In der Gesamtheit meiner Wohnungen

Text zum Thema Traum/ Träume

von  FRP

Ich habe nur in wenigen Wohnungen gelebt; genau genommen, in vier. Und immer in der gleichen Stadt. Die ersten dreißig Jahre lebte ich in der Wohnung meiner Eltern, dann bezog ich im selben Haus eine andere Wohnung unter dem Dach, woselbst ich 6 Jahre verlebte. Dann zog es mich an den Rand eines großen Parks, für 10 Jahre, und in den letzten 13 Jahren lebe ich am Rand eines Auenwalds. In all meinen Träumen aber wohne ich immer noch in allen vier Wohnungen, sodass es täglich, positiv ausgedrückt: spannend ist, in welche ich nach der Arbeit einkehren werde. Negativ kolportiert, wird es zur täglichen Hölle. Ich wache oft auf, und weiß nicht, wo ich bin; oder bin sehr konfus darüber, dass ich in jener alten Wohnung bin; wo ich doch nach dem Aufwachen im Traum (und mir träume oft nur davon, ich läge im Bett und schlafe), gedacht hätte, ich wäre in der aktuellen. Aber siehe da, ich bin in einer alten. Die beiden ganz alten Wohnungen sind fast kafkaesk in ihren Erscheinungsformen; sie sind ziemlich beräumt; es sieht in ihnen fast aus wie in Abrissbuden. Die Tapeten sind vergilbt, hier und da steht ein altes Möbel; manches davon kenne und erkenne ich, anderes nicht. Auf den Briefkästen steht immer noch mein Name, und Post gibt es auch, ab und zu. Einige Hausbewohner scheinen mich noch zu kennen, und manchmal sprechen sie mich fragend an, warum ich nur noch so selten vor Ort sei. Ach, sie gehen heute mal nach oben – meinte eine alte Frau, der ich im Erdgeschoß begegnete, wo sich die meine Erstwohnung befindet in jenem Haus, dass mein Großvater 1906 zu seinem Eigentum machte. Vorher befand sich hier unten eine Werkstatt, deren Fenster vergittert waren. Die Gitter wurden entfernt, außer in der Küche, welche Hofseitig liegt.

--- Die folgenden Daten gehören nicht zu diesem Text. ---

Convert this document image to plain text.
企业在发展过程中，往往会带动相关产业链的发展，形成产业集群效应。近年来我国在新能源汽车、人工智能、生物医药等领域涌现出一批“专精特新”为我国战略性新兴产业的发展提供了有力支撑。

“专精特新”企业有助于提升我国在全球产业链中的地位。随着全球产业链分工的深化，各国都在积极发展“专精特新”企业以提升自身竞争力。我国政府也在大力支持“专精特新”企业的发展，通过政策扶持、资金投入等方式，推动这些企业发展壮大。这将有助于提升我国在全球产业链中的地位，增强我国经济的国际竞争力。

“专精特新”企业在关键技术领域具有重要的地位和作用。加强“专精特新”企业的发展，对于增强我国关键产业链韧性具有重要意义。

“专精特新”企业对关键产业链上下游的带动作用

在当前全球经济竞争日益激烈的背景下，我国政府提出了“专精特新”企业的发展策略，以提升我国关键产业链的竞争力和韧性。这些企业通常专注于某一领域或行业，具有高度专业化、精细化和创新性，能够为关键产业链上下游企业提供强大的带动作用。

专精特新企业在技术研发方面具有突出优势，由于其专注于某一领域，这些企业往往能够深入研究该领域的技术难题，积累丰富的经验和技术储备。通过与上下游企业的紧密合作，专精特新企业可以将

Mein gesamtes Leben dort wurde ich damit konfrontiert, dass, wenn ich zum vergitterten Fenster der Küche auf den Innenhof hinausschaute, immer jemand fragte, ob ich im Knast sei. In gewisser Weise fühlte ich mich tatsächlich wie im Knast; zuerst in den engen Grenzen der DDR, und dann auch wie ein Gefangener im eigenen Leben, dem ich gerne entkommen wäre. Nach dem Tod meiner Mutter, als unsere Familie das Haus verkaufte, zog ich unters Dach. Das Haus war miserabel gedämmt. Gerade der Dachboden wurde weder Trittschall-schützend isoliert, noch gab es überhaupt irgendeine Form von Schallschutz.

 

Warum ich die alten Wohnungen noch aufsuche, kann ich nicht sagen. Es geschieht einfach von selbst, und wenn es geschieht, erscheint es folgerichtig. Trotzdem bin ich immer etwas verwundert. In den beiden ganz alten gibt es keinerlei Komfort, höchstens ein paar Bücher. Ich musste froh sein, dass dort noch jeweils eine Schlafstelle für mich vorhanden ist. Alles war staubig und verfallen, und mit Nahrungsmitteln war da nicht viel los. Fernseher, Stereoanlage, Telefon? Nothing. Niente. Nada. Vielleicht ein alter Plattenspieler; ein paar verstaubte LPs. Wie konnte ich mir nur die Miete und die Stromrechnungen für vier Wohnungen leisten? Fungiere ich als Tourist meines eigenen Lebens? Komme ich nur vorbei, um die Briefkästen zu leeren, und bleibe dann zur Nacht? Wenn ich früh aufwache, muss ich auch die Länge des jeweiligen Weges zur Arbeit mit einberechnen, und rechtzeitig aufbrechen. Um rechtzeitig aufzubrechen, muss ich vorher aber rechtzeitig aufwachen. Das ist schon ein ziemlicher Stress. Es ist immer wieder interessant, in welche der vier Möglichkeiten ich mich am Ende eines jeden Tages begeben werde. Ich kann nicht sagen, wie das kommt. Ich sehe mich am Ende eines Tages einfach in den öffentlichen Verkehrsmitteln unterwegs in eine der vier Wohnungen. Mehr darüber weiß ich nicht.